La ley de liberalización económica de Emmanuel Macron, nuevo ministro de Economía en el gobierno de Manuel Valls, ya cuenta con la oposición de la izquierda francesa, incluyendo a miembros destacados del gobernante Partido Socialista (PS). Aunque no se ha atrevido a eliminar la semana laboral de 35 horas, Macron ha propuesto varias medidas controvertidas, como el permiso de venta para comercios los domingos y la apertura a la competencia de profesiones –notarios, farmacéuticos– que considera ancladas en el «corporativismo». Pero la iniciativa no representa un giro en la política económica de Francia, sino el continuismo con un programa de austeridad y liberalización que emprendió a principios de 2014, exigido, en gran medida, por Alemania.
En enero, François Hollande anunciaba una reorientación de la política económica que el ministro de Hacienda (ahora comisario europeo de Economía y Finanzas), Pierre Moscovici, valoró como un “giro copernicano”. Las medidas incluían un recorte de 50.000 millones de euros en el gasto público, la reducción del déficit al 3,6% en 2014 y al 3% de 2015 en adelante, y un pacto con las principales empresas del país para lograr más empleos a cambio de menos regulación e impuestos. En abril, con el nombramiento de Valls como primer ministro, se consolidaba la nueva orientación del gobierno. Valls reforzó el plan de austeridad bajo el lema manido de que los franceses han vivido “por encima de sus posibilidades”. Cuatro meses después dimitía Arnaud Montebourg, ministro de Economía y referente de peso en el ala izquierda del PS. Desde entonces el partido gobernante permanece profundamente dividido.

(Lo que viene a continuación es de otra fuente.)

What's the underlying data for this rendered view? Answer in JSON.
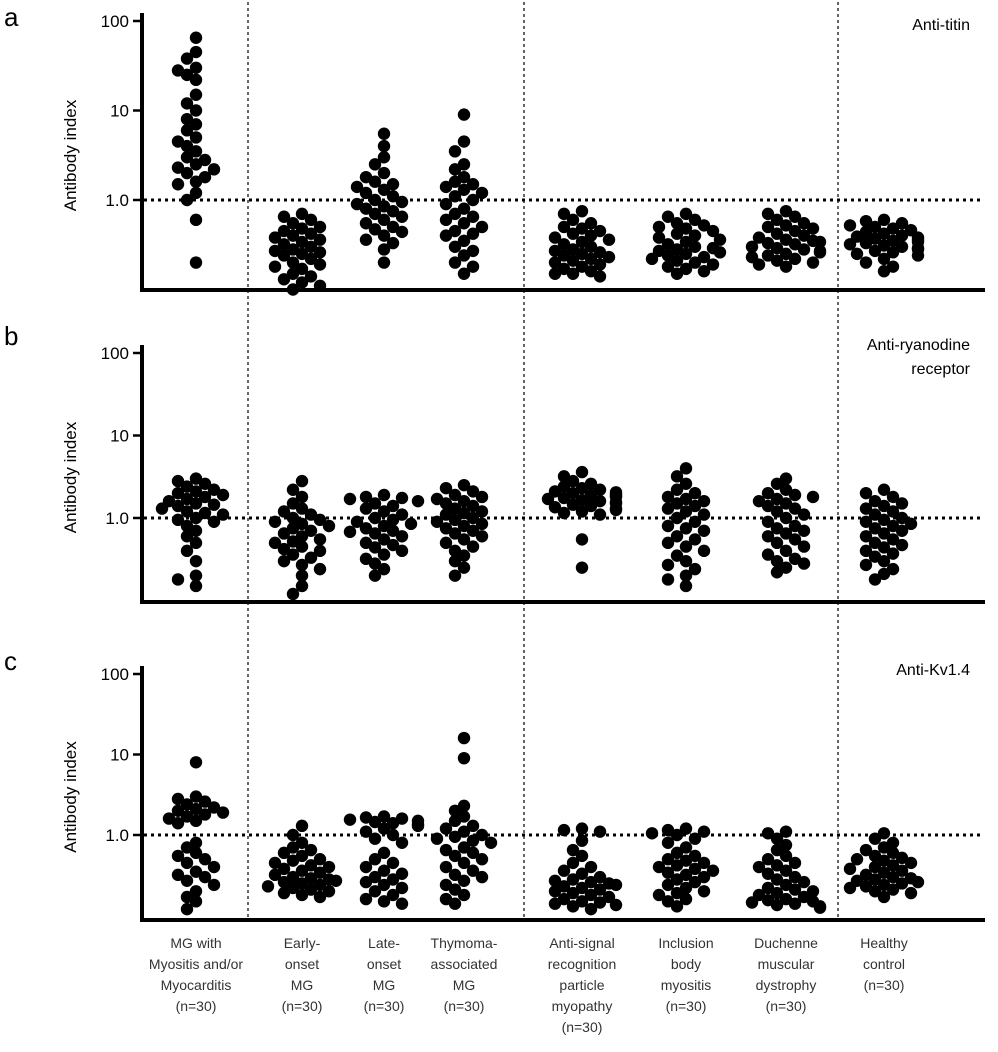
{
  "figure": {
    "group_labels": [
      [
        "MG with",
        "Myositis and/or",
        "Myocarditis",
        "(n=30)"
      ],
      [
        "Early-",
        "onset",
        "MG",
        "(n=30)"
      ],
      [
        "Late-",
        "onset",
        "MG",
        "(n=30)"
      ],
      [
        "Thymoma-",
        "associated",
        "MG",
        "(n=30)"
      ],
      [
        "Anti-signal",
        "recognition",
        "particle",
        "myopathy",
        "(n=30)"
      ],
      [
        "Inclusion",
        "body",
        "myositis",
        "(n=30)"
      ],
      [
        "Duchenne",
        "muscular",
        "dystrophy",
        "(n=30)"
      ],
      [
        "Healthy",
        "control",
        "(n=30)"
      ]
    ],
    "marker_color": "#000000"
  },
  "chart_data": [
    {
      "type": "scatter",
      "panel": "a",
      "title": [
        "Anti-titin"
      ],
      "ylabel": "Antibody index",
      "yscale": "log",
      "ylim": [
        0.1,
        100
      ],
      "yticks": [
        100,
        10,
        1.0
      ],
      "ytick_labels": [
        "100",
        "10",
        "1.0"
      ],
      "cutoff": 1.0,
      "categories": [
        "MG with Myositis and/or Myocarditis",
        "Early-onset MG",
        "Late-onset MG",
        "Thymoma-associated MG",
        "Anti-signal recognition particle myopathy",
        "Inclusion body myositis",
        "Duchenne muscular dystrophy",
        "Healthy control"
      ],
      "series": [
        {
          "name": "MG with Myositis and/or Myocarditis",
          "values": [
            65,
            45,
            38,
            30,
            28,
            25,
            22,
            15,
            12,
            10,
            8,
            7,
            6,
            5,
            4.5,
            4,
            3.5,
            3,
            2.8,
            2.5,
            2.3,
            2.2,
            2,
            1.8,
            1.6,
            1.5,
            1.2,
            1.0,
            0.6,
            0.2
          ]
        },
        {
          "name": "Early-onset MG",
          "values": [
            0.7,
            0.65,
            0.6,
            0.55,
            0.5,
            0.48,
            0.45,
            0.42,
            0.4,
            0.38,
            0.36,
            0.34,
            0.32,
            0.3,
            0.28,
            0.27,
            0.26,
            0.25,
            0.24,
            0.22,
            0.2,
            0.19,
            0.18,
            0.17,
            0.15,
            0.14,
            0.13,
            0.12,
            0.11,
            0.1
          ]
        },
        {
          "name": "Late-onset MG",
          "values": [
            5.5,
            4,
            3,
            2.5,
            2,
            1.8,
            1.6,
            1.5,
            1.4,
            1.3,
            1.2,
            1.1,
            1.0,
            0.95,
            0.9,
            0.85,
            0.8,
            0.75,
            0.7,
            0.65,
            0.6,
            0.55,
            0.5,
            0.47,
            0.44,
            0.4,
            0.36,
            0.33,
            0.28,
            0.2
          ]
        },
        {
          "name": "Thymoma-associated MG",
          "values": [
            9,
            4.5,
            3.5,
            2.5,
            2.2,
            1.8,
            1.6,
            1.5,
            1.4,
            1.3,
            1.2,
            1.1,
            1.0,
            0.9,
            0.8,
            0.7,
            0.65,
            0.6,
            0.55,
            0.5,
            0.45,
            0.42,
            0.4,
            0.35,
            0.3,
            0.27,
            0.24,
            0.2,
            0.18,
            0.15
          ]
        },
        {
          "name": "Anti-signal recognition particle myopathy",
          "values": [
            0.75,
            0.7,
            0.6,
            0.55,
            0.5,
            0.48,
            0.45,
            0.42,
            0.4,
            0.38,
            0.36,
            0.34,
            0.32,
            0.3,
            0.28,
            0.27,
            0.26,
            0.25,
            0.24,
            0.23,
            0.22,
            0.21,
            0.2,
            0.19,
            0.18,
            0.17,
            0.16,
            0.15,
            0.15,
            0.14
          ]
        },
        {
          "name": "Inclusion body myositis",
          "values": [
            0.7,
            0.65,
            0.6,
            0.55,
            0.52,
            0.5,
            0.48,
            0.45,
            0.42,
            0.4,
            0.38,
            0.36,
            0.34,
            0.32,
            0.3,
            0.29,
            0.28,
            0.27,
            0.26,
            0.25,
            0.24,
            0.23,
            0.22,
            0.21,
            0.2,
            0.19,
            0.18,
            0.17,
            0.16,
            0.15
          ]
        },
        {
          "name": "Duchenne muscular dystrophy",
          "values": [
            0.75,
            0.7,
            0.65,
            0.6,
            0.55,
            0.52,
            0.5,
            0.48,
            0.45,
            0.42,
            0.4,
            0.38,
            0.36,
            0.35,
            0.34,
            0.33,
            0.32,
            0.3,
            0.29,
            0.28,
            0.27,
            0.26,
            0.25,
            0.24,
            0.23,
            0.22,
            0.21,
            0.2,
            0.19,
            0.18
          ]
        },
        {
          "name": "Healthy control",
          "values": [
            0.6,
            0.58,
            0.55,
            0.52,
            0.5,
            0.48,
            0.46,
            0.44,
            0.42,
            0.4,
            0.39,
            0.38,
            0.37,
            0.36,
            0.35,
            0.34,
            0.33,
            0.32,
            0.31,
            0.3,
            0.29,
            0.28,
            0.27,
            0.26,
            0.25,
            0.24,
            0.22,
            0.2,
            0.18,
            0.16
          ]
        }
      ]
    },
    {
      "type": "scatter",
      "panel": "b",
      "title": [
        "Anti-ryanodine",
        "receptor"
      ],
      "ylabel": "Antibody index",
      "yscale": "log",
      "ylim": [
        0.1,
        100
      ],
      "yticks": [
        100,
        10,
        1.0
      ],
      "ytick_labels": [
        "100",
        "10",
        "1.0"
      ],
      "cutoff": 1.0,
      "categories": [
        "MG with Myositis and/or Myocarditis",
        "Early-onset MG",
        "Late-onset MG",
        "Thymoma-associated MG",
        "Anti-signal recognition particle myopathy",
        "Inclusion body myositis",
        "Duchenne muscular dystrophy",
        "Healthy control"
      ],
      "series": [
        {
          "name": "MG with Myositis and/or Myocarditis",
          "values": [
            3,
            2.8,
            2.6,
            2.4,
            2.2,
            2.1,
            2,
            1.9,
            1.8,
            1.7,
            1.6,
            1.5,
            1.45,
            1.4,
            1.3,
            1.2,
            1.15,
            1.1,
            1.0,
            0.95,
            0.9,
            0.8,
            0.7,
            0.6,
            0.5,
            0.4,
            0.3,
            0.2,
            0.18,
            0.15
          ]
        },
        {
          "name": "Early-onset MG",
          "values": [
            2.8,
            2.2,
            1.8,
            1.5,
            1.3,
            1.2,
            1.1,
            1.0,
            0.95,
            0.9,
            0.85,
            0.8,
            0.75,
            0.7,
            0.65,
            0.6,
            0.55,
            0.52,
            0.5,
            0.45,
            0.42,
            0.4,
            0.36,
            0.33,
            0.3,
            0.27,
            0.24,
            0.2,
            0.15,
            0.12
          ]
        },
        {
          "name": "Late-onset MG",
          "values": [
            1.9,
            1.8,
            1.75,
            1.7,
            1.6,
            1.5,
            1.4,
            1.3,
            1.2,
            1.1,
            1.0,
            0.95,
            0.9,
            0.85,
            0.8,
            0.75,
            0.7,
            0.68,
            0.65,
            0.6,
            0.55,
            0.5,
            0.47,
            0.44,
            0.4,
            0.36,
            0.32,
            0.28,
            0.24,
            0.2
          ]
        },
        {
          "name": "Thymoma-associated MG",
          "values": [
            2.5,
            2.3,
            2.1,
            1.9,
            1.8,
            1.7,
            1.6,
            1.5,
            1.4,
            1.3,
            1.2,
            1.15,
            1.1,
            1.0,
            0.95,
            0.9,
            0.85,
            0.8,
            0.75,
            0.7,
            0.65,
            0.6,
            0.55,
            0.5,
            0.45,
            0.4,
            0.35,
            0.3,
            0.25,
            0.2
          ]
        },
        {
          "name": "Anti-signal recognition particle myopathy",
          "values": [
            3.6,
            3.2,
            2.8,
            2.6,
            2.4,
            2.3,
            2.2,
            2.1,
            2.05,
            2.0,
            1.95,
            1.9,
            1.85,
            1.8,
            1.75,
            1.7,
            1.65,
            1.6,
            1.55,
            1.5,
            1.45,
            1.4,
            1.35,
            1.3,
            1.25,
            1.2,
            1.15,
            1.1,
            0.55,
            0.25
          ]
        },
        {
          "name": "Inclusion body myositis",
          "values": [
            4,
            3.2,
            2.6,
            2.2,
            2,
            1.8,
            1.7,
            1.6,
            1.5,
            1.4,
            1.3,
            1.2,
            1.1,
            1.0,
            0.9,
            0.8,
            0.75,
            0.7,
            0.6,
            0.55,
            0.5,
            0.45,
            0.4,
            0.35,
            0.3,
            0.27,
            0.24,
            0.2,
            0.18,
            0.15
          ]
        },
        {
          "name": "Duchenne muscular dystrophy",
          "values": [
            3,
            2.6,
            2.2,
            2,
            1.9,
            1.8,
            1.7,
            1.6,
            1.5,
            1.4,
            1.3,
            1.2,
            1.1,
            1.0,
            0.9,
            0.8,
            0.75,
            0.7,
            0.65,
            0.6,
            0.55,
            0.5,
            0.45,
            0.4,
            0.36,
            0.32,
            0.3,
            0.28,
            0.25,
            0.22
          ]
        },
        {
          "name": "Healthy control",
          "values": [
            2.2,
            2.0,
            1.8,
            1.6,
            1.5,
            1.4,
            1.3,
            1.2,
            1.1,
            1.0,
            0.95,
            0.9,
            0.85,
            0.8,
            0.75,
            0.7,
            0.65,
            0.6,
            0.55,
            0.5,
            0.47,
            0.44,
            0.4,
            0.37,
            0.34,
            0.3,
            0.27,
            0.24,
            0.21,
            0.18
          ]
        }
      ]
    },
    {
      "type": "scatter",
      "panel": "c",
      "title": [
        "Anti-Kv1.4"
      ],
      "ylabel": "Antibody index",
      "yscale": "log",
      "ylim": [
        0.1,
        100
      ],
      "yticks": [
        100,
        10,
        1.0
      ],
      "ytick_labels": [
        "100",
        "10",
        "1.0"
      ],
      "cutoff": 1.0,
      "categories": [
        "MG with Myositis and/or Myocarditis",
        "Early-onset MG",
        "Late-onset MG",
        "Thymoma-associated MG",
        "Anti-signal recognition particle myopathy",
        "Inclusion body myositis",
        "Duchenne muscular dystrophy",
        "Healthy control"
      ],
      "series": [
        {
          "name": "MG with Myositis and/or Myocarditis",
          "values": [
            8,
            3,
            2.8,
            2.6,
            2.4,
            2.2,
            2.1,
            2,
            1.9,
            1.8,
            1.7,
            1.6,
            1.5,
            1.4,
            0.8,
            0.7,
            0.6,
            0.55,
            0.5,
            0.45,
            0.4,
            0.35,
            0.32,
            0.3,
            0.27,
            0.24,
            0.2,
            0.17,
            0.15,
            0.12
          ]
        },
        {
          "name": "Early-onset MG",
          "values": [
            1.3,
            1.0,
            0.8,
            0.7,
            0.65,
            0.6,
            0.55,
            0.5,
            0.48,
            0.45,
            0.42,
            0.4,
            0.38,
            0.36,
            0.34,
            0.32,
            0.3,
            0.29,
            0.28,
            0.27,
            0.26,
            0.25,
            0.24,
            0.23,
            0.22,
            0.21,
            0.2,
            0.19,
            0.18,
            0.17
          ]
        },
        {
          "name": "Late-onset MG",
          "values": [
            1.7,
            1.65,
            1.6,
            1.55,
            1.5,
            1.45,
            1.4,
            1.35,
            1.3,
            1.2,
            1.1,
            1.0,
            0.9,
            0.8,
            0.6,
            0.5,
            0.45,
            0.4,
            0.36,
            0.33,
            0.3,
            0.28,
            0.26,
            0.24,
            0.22,
            0.2,
            0.18,
            0.16,
            0.15,
            0.14
          ]
        },
        {
          "name": "Thymoma-associated MG",
          "values": [
            16,
            9,
            2.3,
            2,
            1.7,
            1.5,
            1.3,
            1.2,
            1.1,
            1.0,
            0.95,
            0.9,
            0.85,
            0.8,
            0.7,
            0.65,
            0.6,
            0.55,
            0.5,
            0.45,
            0.4,
            0.36,
            0.32,
            0.3,
            0.27,
            0.24,
            0.21,
            0.18,
            0.16,
            0.14
          ]
        },
        {
          "name": "Anti-signal recognition particle myopathy",
          "values": [
            1.2,
            1.15,
            1.1,
            0.85,
            0.65,
            0.55,
            0.45,
            0.4,
            0.36,
            0.33,
            0.3,
            0.28,
            0.27,
            0.26,
            0.25,
            0.24,
            0.23,
            0.22,
            0.21,
            0.2,
            0.19,
            0.18,
            0.17,
            0.16,
            0.15,
            0.145,
            0.14,
            0.135,
            0.13,
            0.12
          ]
        },
        {
          "name": "Inclusion body myositis",
          "values": [
            1.2,
            1.15,
            1.1,
            1.05,
            1.0,
            0.9,
            0.8,
            0.7,
            0.6,
            0.55,
            0.5,
            0.48,
            0.45,
            0.42,
            0.4,
            0.38,
            0.36,
            0.34,
            0.32,
            0.3,
            0.28,
            0.26,
            0.24,
            0.22,
            0.2,
            0.19,
            0.18,
            0.16,
            0.15,
            0.13
          ]
        },
        {
          "name": "Duchenne muscular dystrophy",
          "values": [
            1.1,
            1.05,
            0.9,
            0.75,
            0.65,
            0.55,
            0.5,
            0.45,
            0.42,
            0.4,
            0.36,
            0.33,
            0.3,
            0.28,
            0.26,
            0.24,
            0.22,
            0.21,
            0.2,
            0.19,
            0.18,
            0.17,
            0.16,
            0.155,
            0.15,
            0.145,
            0.14,
            0.135,
            0.13,
            0.125
          ]
        },
        {
          "name": "Healthy control",
          "values": [
            1.05,
            0.9,
            0.8,
            0.7,
            0.65,
            0.6,
            0.55,
            0.52,
            0.5,
            0.48,
            0.45,
            0.42,
            0.4,
            0.38,
            0.36,
            0.34,
            0.32,
            0.3,
            0.29,
            0.28,
            0.27,
            0.26,
            0.25,
            0.24,
            0.23,
            0.22,
            0.21,
            0.2,
            0.19,
            0.17
          ]
        }
      ]
    }
  ],
  "panel_letters": [
    "a",
    "b",
    "c"
  ]
}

La situación es comprensible. Hollande accedió al cargo prometiendo una salida alternativa de la crisis, basada en una ampliación de la capacidad recaudatoria del Estado francés. A día de hoy queda poco o nada de ese programa, pero la austeridad no está dando sus frutos. El déficit de Francia será del 4,3% en 2014, y no bajará al 3% que exige el Pacto de Estabilidad y Crecimiento antes de 2017. Para evitar ser multado por las autoridades europeas, el gobierno francés necesitaría realizar aún más recortes. Pero esos recortes, al reducir el crecimiento económico del país (0,4% en 2014), dificultan el pago de la deuda… y obligarían a realizar más recortes. Como señala Joaquín Estefanía, el problema de Francia no es de endeudamiento, sino de estancamiento.
Aunque los bandazos del gobierno francés son un espectáculo recurrente, el contexto en que se realizan es preocupante. A nivel macroeconómico, la consolidación fiscal en Francia solo tiene sentido dentro de una Europa que realiza planes de estímulo. “Si nosotros recortamos el déficit en un 0,5%, los alemanes tendrían que estar endeudándose un 0,5% más”, observa un alto funcionario francés. Pero Angela Merkel no está dispuesta a realizar esa concesión. Ante esta cerrazón, sin embargo, París tiene poco que hacer. Como observa The Economist, el eje franco-alemán ha dejado de ser el motor de la Unión Europea, convirtiéndose en un concepto que sirve para “disimular la fuerza de Alemania y la debilidad de Francia”. La ausencia de un contrapeso a Berlín es perjudicial para la UE, especialmente cuando la política de recortes que exige ha demostrado ser en ocasiones un fracaso sin paliativos.
El único plan de estímulos en el horizonte es el que ha propuesto Jean Claude Juncker desde la Comisión Europea, pero se queda corto para el conjunto de la UE. Entretanto, la caída de Hollande, que cosecha las peores valoraciones de un presidente en la historia de la Quinta República, está causando una verdadera descomposición política del país. A día de hoy, Marine le Pen ganaría unas elecciones generales contra el presidente. La líder del xenófobo Frente Nacional no es el único esperpento en la derecha gala: Nicolas Sarkozy, que vuelve a la política imputado por corrupción y tráfico de influencias, se ha convertido en la esperanza del centro-derecha gracias a un discurso que rivaliza con el del FN en chovinismo.